Dominating a round stage is not a problem for the headliners, who are so at home in this format it’s a wonder they don’t have comfy chairs and a kettle up there with them. Appearing to the traditional tune of ‘Ecstasy of Gold’ a non-traditional 30 minutes late (due to some unspecified backstage drama if promoter Andy Copping’s Instagram is to be believed), the Four Horsemen launch straight into the first of the night’s seven songs from new album ‘Hardwired…To Self Destruct’, and proceed to do exactly what Metallica should do at this point in their career: play some hits, promote the new album, and offer a gigantic middle finger to anyone who dares call them a heritage act. As usual there is a structure to the set that allows for certain points to be opened up to surprises, and tonight’s elected deep cuts are arguably better than most, with fans treated to renditions of ‘Leper Messiah’, ‘Last Caress’, ‘Creeping Death’ and ‘Fade To Black’, the last of which is almost drowned out by the crowd, plus the frantic live debut of ‘Spit Out The Bone’ which delights a vast number of fans who have been calling out for it all evening. The new album fits surprisingly well into the set, perhaps better than ‘Death Magnetic’ did in 2009, although the all-band drum circle during ‘Now That We’re Dead’ was always going to be hard sell with a cynical British crowd, especially when the giant kettle drums seen on the U.S. stadium tour have been replaced by what look like Ikea storage boxes. Said boxes, however, form a large part of the show’s biggest success, namely the production. Hung high above the stage are several cubes which rise and fall throughout the show, screening the past, present and future of Metallica and tributes to Cliff Burton and London. On paper, and in photos, that maybe doesn’t sound all that great, but the reality is magnificently effective and at times as entertaining as watching the band itself as the cubes create weird and wonderful geometric patterns in the sky. Add to that a squadron of drones that float above the band during ‘Moth Into Flame’, making delicate formations like a tiny flock of radioactive starlings, and you’ve got yourself one of the most effortlessly cool stage shows in years.

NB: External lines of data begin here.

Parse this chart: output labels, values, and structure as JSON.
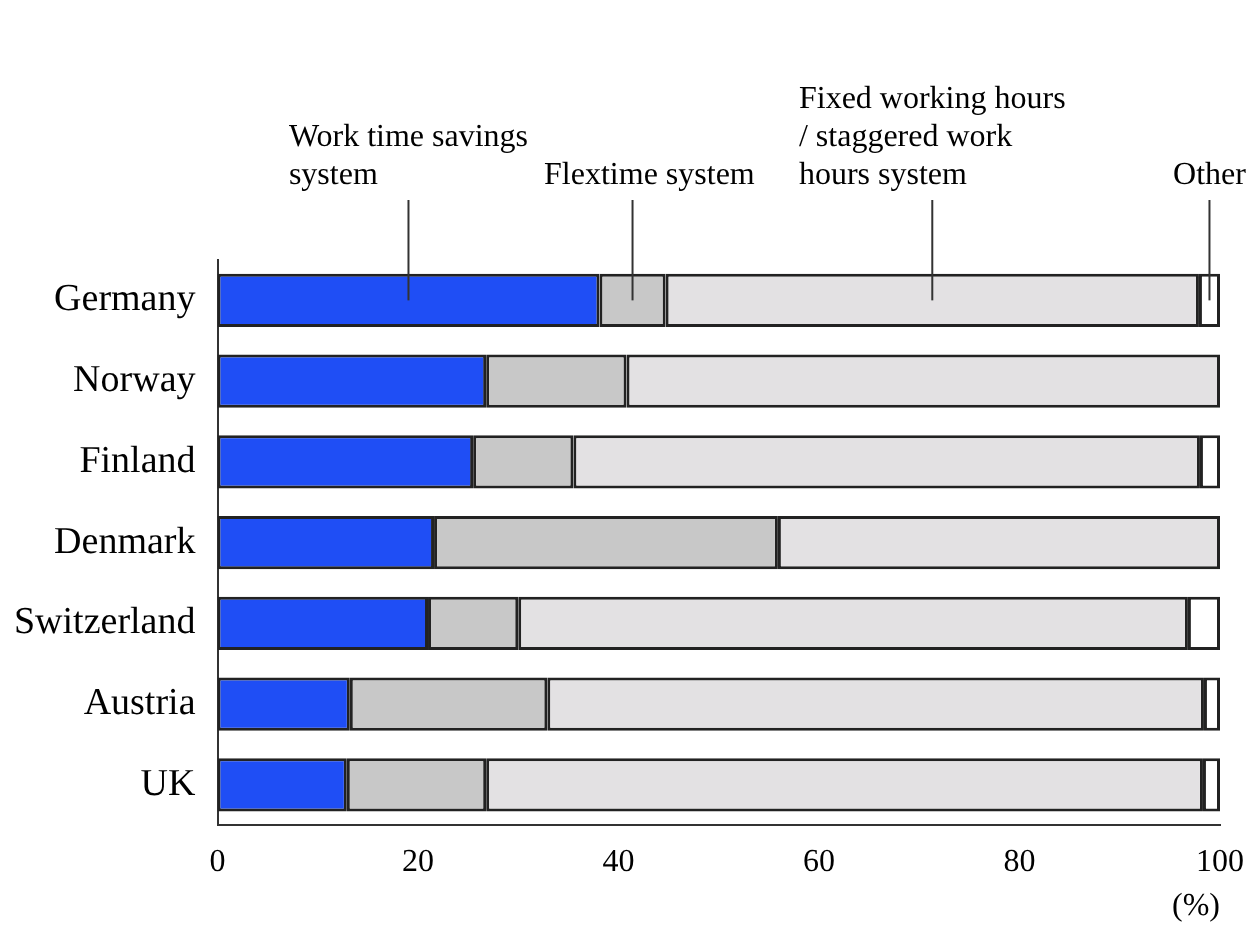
{
  "chart_data": {
    "type": "bar",
    "orientation": "horizontal",
    "stacked": true,
    "xlabel": "(%)",
    "categories": [
      "Germany",
      "Norway",
      "Finland",
      "Denmark",
      "Switzerland",
      "Austria",
      "UK"
    ],
    "series": [
      {
        "name": "Work time savings system",
        "color": "#1f4ef5",
        "values": [
          38.1,
          26.8,
          25.5,
          21.6,
          21.0,
          13.2,
          12.9
        ]
      },
      {
        "name": "Flextime system",
        "color": "#c8c8c8",
        "values": [
          6.6,
          14.0,
          10.0,
          34.3,
          9.0,
          19.7,
          13.9
        ]
      },
      {
        "name": "Fixed working hours / staggered work hours system",
        "color": "#e3e1e3",
        "values": [
          53.2,
          59.2,
          62.5,
          44.1,
          66.8,
          65.5,
          71.5
        ]
      },
      {
        "name": "Other",
        "color": "#ffffff",
        "values": [
          2.1,
          0,
          2.0,
          0,
          3.2,
          1.6,
          1.7
        ]
      }
    ],
    "xlim": [
      0,
      100
    ],
    "xticks": [
      0,
      20,
      40,
      60,
      80,
      100
    ],
    "grid": false
  }
}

Which brings us to the band, who are on absolute fire tonight, all four members putting in a perfect 10 performance. The success of the new album has clearly given them a boost, and although there are more grey hairs on stage than a Dame Vera Lynn convention and Kirk can be seen massaging his arm on occasion to get the blood flowing, the energy and dedication can’t be faulted. Taking full advantage of the tiny stage, which makes the show feel more intimate than your nan’s kitchen, the band are constantly on the move, playing to specific pockets of the crowd, swapping microphones and huddling round the drumkit with the passion of a unit half their age. To set an attendance record at The O2 in 2017 is no mean feat, to break your own record two days later is phenomenal, and based on tonight’s show, it is entirely justified. Before this tour started, the biggest talking point was the ticket prices. Now that it’s finished, we can only ask when it’s coming back.